Even in anarchy and outlawry, he felt, there had to be some final substratum of reason. And Ganley had fallen back on nothing but brute force.

"Why couldn't I go to the captain?" she pleaded.

"That's worse than useless. He's drunk. And we'll only get him against us, for he'd order us to keep out of the mess. He'd fight shy of entangling alliances. He'd forbid me to send, for he's got his ship to clear from that port."

"But the Princeton would be his protection, as well as ours."

"That's true—but the man's brain is too brandy-soaked to understand such a situation. We've got to act ourselves, and on our own hook."

He told her, briefly, the way to the engine-room. Then he switched off his light, unlocked his door, and glanced out to see that the way was clear.

Yet he waited at that open door with his revolver in his hand, every moment of the time until she had crossed to the stair-head, until she had passed quietly down the brass-plated steps, until he had made quite sure that she was below-stairs.

Then he locked himself in again, and made a mad and desperate dash into his clothes. Then he unlimbered his revolver, looked over its chambers, brought out his box of cartridges, and saw that every cartridge was in place. He had, by this time, more or less made up his mind as to his line of procedure.
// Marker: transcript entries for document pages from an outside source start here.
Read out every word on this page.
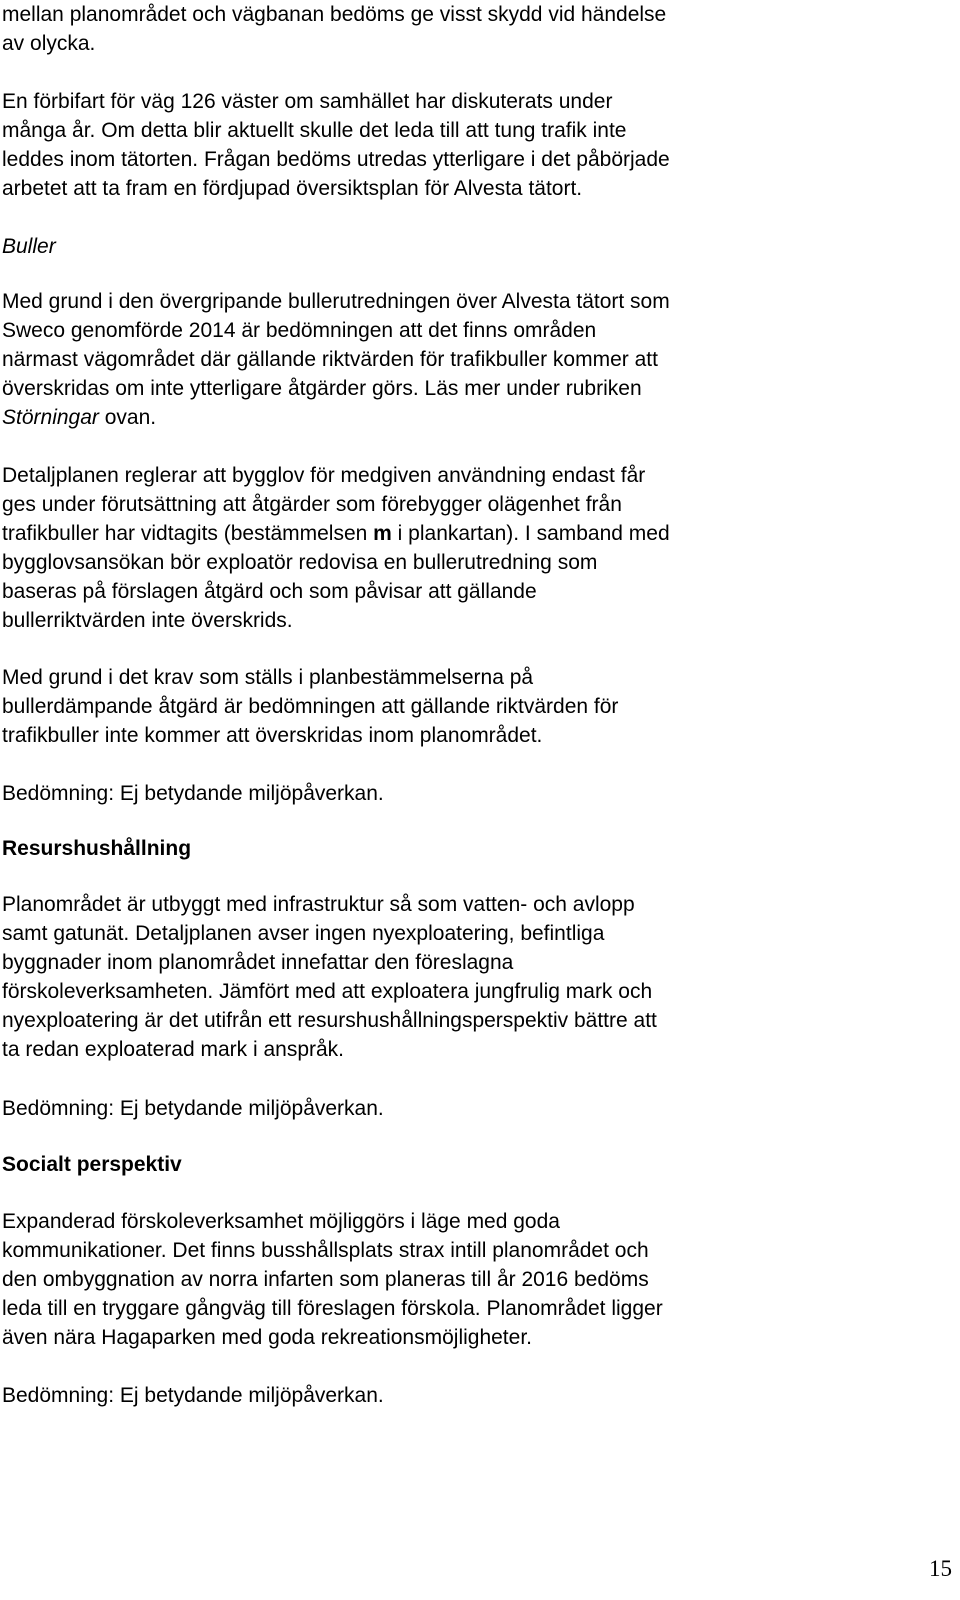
mellan planområdet och vägbanan bedöms ge visst skydd vid händelse
av olycka.

En förbifart för väg 126 väster om samhället har diskuterats under
många år. Om detta blir aktuellt skulle det leda till att tung trafik inte
leddes inom tätorten. Frågan bedöms utredas ytterligare i det påbörjade
arbetet att ta fram en fördjupad översiktsplan för Alvesta tätort.

Buller

Med grund i den övergripande bullerutredningen över Alvesta tätort som
Sweco genomförde 2014 är bedömningen att det finns områden
närmast vägområdet där gällande riktvärden för trafikbuller kommer att
överskridas om inte ytterligare åtgärder görs. Läs mer under rubriken
Störningar ovan.

Detaljplanen reglerar att bygglov för medgiven användning endast får
ges under förutsättning att åtgärder som förebygger olägenhet från
trafikbuller har vidtagits (bestämmelsen m i plankartan). I samband med
bygglovsansökan bör exploatör redovisa en bullerutredning som
baseras på förslagen åtgärd och som påvisar att gällande
bullerriktvärden inte överskrids.

Med grund i det krav som ställs i planbestämmelserna på
bullerdämpande åtgärd är bedömningen att gällande riktvärden för
trafikbuller inte kommer att överskridas inom planområdet.

Bedömning: Ej betydande miljöpåverkan.

Resurshushållning

Planområdet är utbyggt med infrastruktur så som vatten- och avlopp
samt gatunät. Detaljplanen avser ingen nyexploatering, befintliga
byggnader inom planområdet innefattar den föreslagna
förskoleverksamheten. Jämfört med att exploatera jungfrulig mark och
nyexploatering är det utifrån ett resurshushållningsperspektiv bättre att
ta redan exploaterad mark i anspråk.

Bedömning: Ej betydande miljöpåverkan.

Socialt perspektiv

Expanderad förskoleverksamhet möjliggörs i läge med goda
kommunikationer. Det finns busshållsplats strax intill planområdet och
den ombyggnation av norra infarten som planeras till år 2016 bedöms
leda till en tryggare gångväg till föreslagen förskola. Planområdet ligger
även nära Hagaparken med goda rekreationsmöjligheter.

Bedömning: Ej betydande miljöpåverkan.

15
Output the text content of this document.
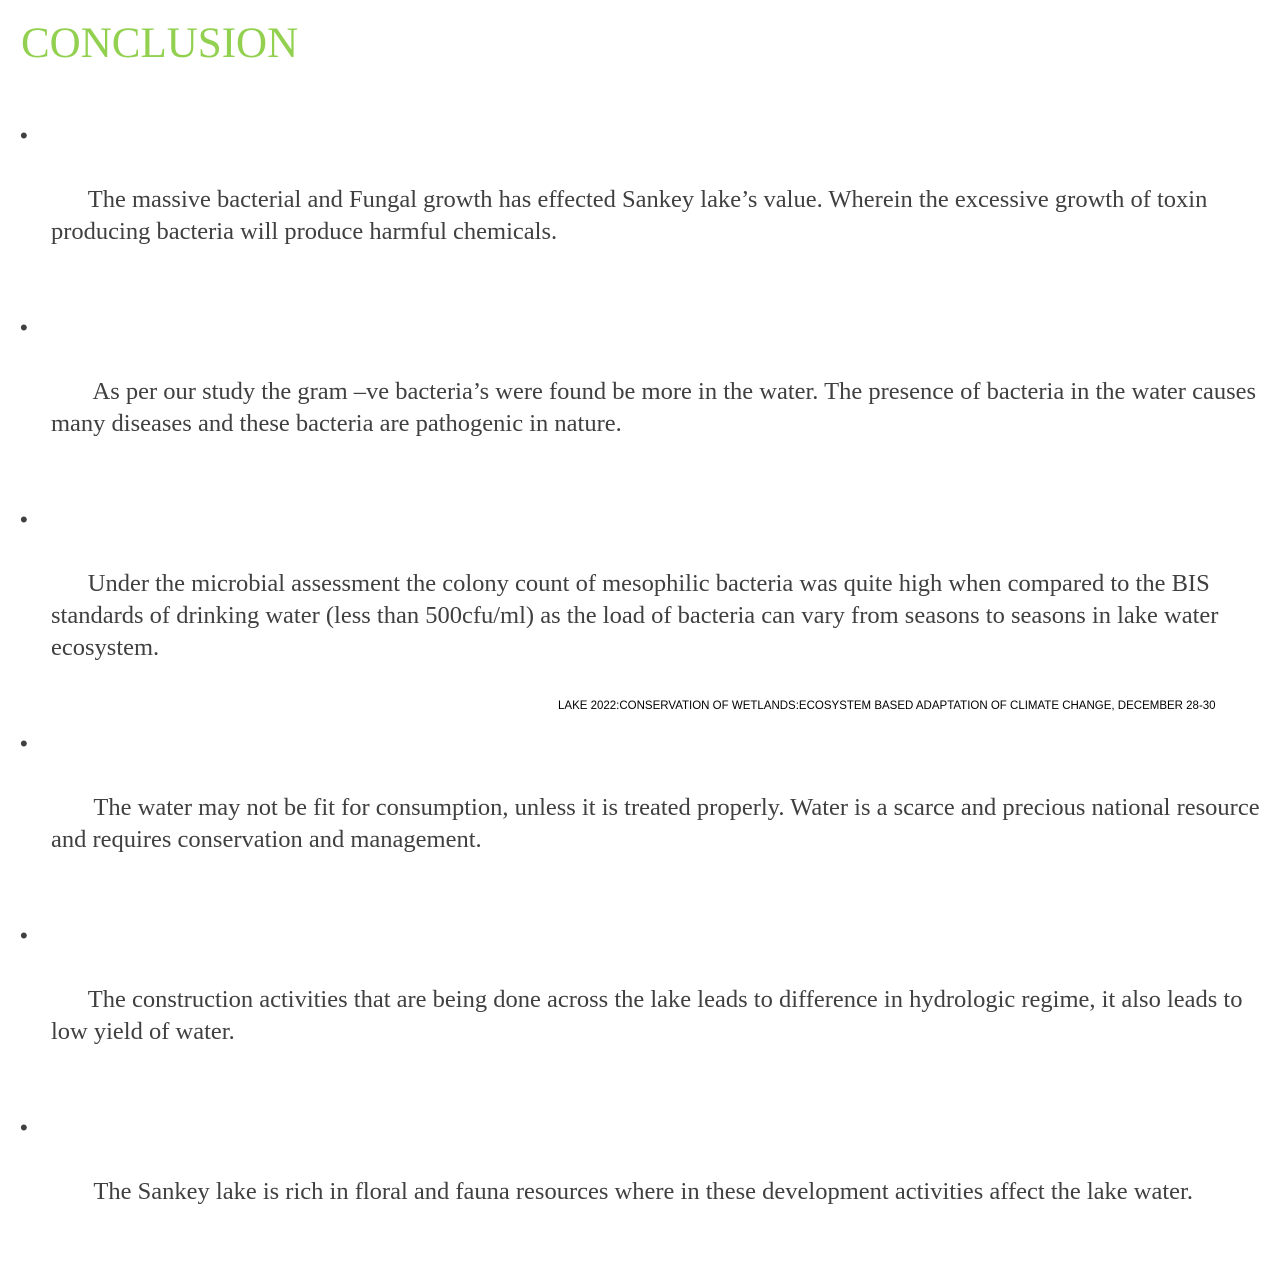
CONCLUSION

•

The massive bacterial and Fungal growth has effected Sankey lake’s value. Wherein the excessive growth of toxin producing bacteria will produce harmful chemicals.

•

As per our study the gram –ve bacteria’s were found be more in the water. The presence of bacteria in the water causes many diseases and these bacteria are pathogenic in nature.

•

Under the microbial assessment the colony count of mesophilic bacteria was quite high when compared to the BIS standards of drinking water (less than 500cfu/ml) as the load of bacteria can vary from seasons to seasons in lake water ecosystem.

•

The water may not be fit for consumption, unless it is treated properly. Water is a scarce and precious national resource and requires conservation and management.

•

The construction activities that are being done across the lake leads to difference in hydrologic regime, it also leads to low yield of water.

•

The Sankey lake is rich in floral and fauna resources where in these development activities affect the lake water.

LAKE 2022:CONSERVATION OF WETLANDS:ECOSYSTEM BASED ADAPTATION OF CLIMATE CHANGE, DECEMBER 28-30
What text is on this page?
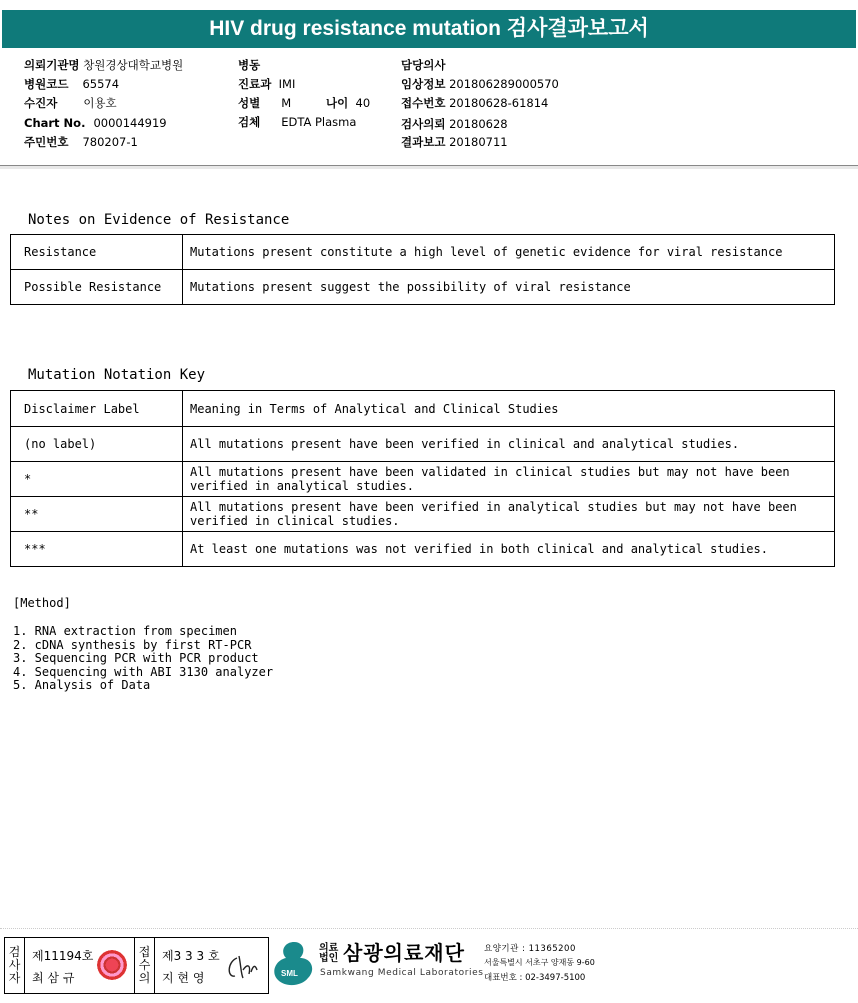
HIV drug resistance mutation 검사결과보고서
의뢰기관명 창원경상대학교병원
병원코드 65574
수진자 이용호
Chart No. 0000144919
주민번호 780207-1
병동
진료과 IMI
성별 M	나이 40
검체 EDTA Plasma
담당의사
임상정보 201806289000570
접수번호 20180628-61814
검사의뢰 20180628
결과보고 20180711
Notes on Evidence of Resistance
Resistance	Mutations present constitute a high level of genetic evidence for viral resistance
Possible Resistance	Mutations present suggest the possibility of viral resistance
Mutation Notation Key
Disclaimer Label	Meaning in Terms of Analytical and Clinical Studies
(no label)	All mutations present have been verified in clinical and analytical studies.
*	All mutations present have been validated in clinical studies but may not have been verified in analytical studies.
**	All mutations present have been verified in analytical studies but may not have been verified in clinical studies.
***	At least one mutations was not verified in both clinical and analytical studies.
[Method]
1. RNA extraction from specimen
2. cDNA synthesis by first RT-PCR
3. Sequencing PCR with PCR product
4. Sequencing with ABI 3130 analyzer
5. Analysis of Data
검
사
자
제11194호
최 삼 규
접
수
의
제3 3 3 호
지 현 영	SML
의료법인 삼광의료재단
Samkwang Medical Laboratories
요양기관 : 11365200
서울특별시 서초구 양재동 9-60
대표번호 : 02-3497-5100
He had his natural rights, and they were going to be respected. There would be no more free-and-easy invasion of his station, no more buccaneer's airy threats of force. He had been made a football of for too long: he had been mauled and bullied and browbeaten like a street-curb panhandler. He was an official, with official duties to perform. The full sense of his responsibility came home to him, as he took thought of the vast and ponderous machinery behind him, of the reserved and gigantic forces of which he was a mere out-runner. The time had come to act, and he was going to act. And at the first movement of aggression or interference from Ganley, he would shoot—and he had long since learned to pride himself on the fact that when he shot he seldom wasted powder.

As he waited for the engine-room's response to his dynamo he busied himself in barricading the cabin-window with a shelf-board wrenched from his closet, and in drawing out his trunk and standing it on end, to be shoved against the locked door as a further re-enforcement against attack from outside. The wall-plates themselves, he knew, could never be penetrated by a bullet. It was the wooden-shuttered window and the door alone that needed defense.

No touch of fear rested on McKinnon as he worked out his plan, point by point; it was more perplexity as to the outcome of the movement, touched with wonder as to whether of not any contingency had been overlooked. He was glad of action, of something against which to direct his stored-up nervous energy. He regretted, vaguely, that Alicia had in any way been dragged into this trial by fire, that she had in any way been identified with a combat so sordid and demeaning. Yet he felt, in some way, that this final combat was to subject her to the acid-test of a final integrity. It would be unalloyed purity of purpose, he argued, that would keep her at his side during such an ordeal. He almost gloried in the thought that such an unequivocal and authentic seal was to be put on a relationship that had once seemed little more than fortuitous.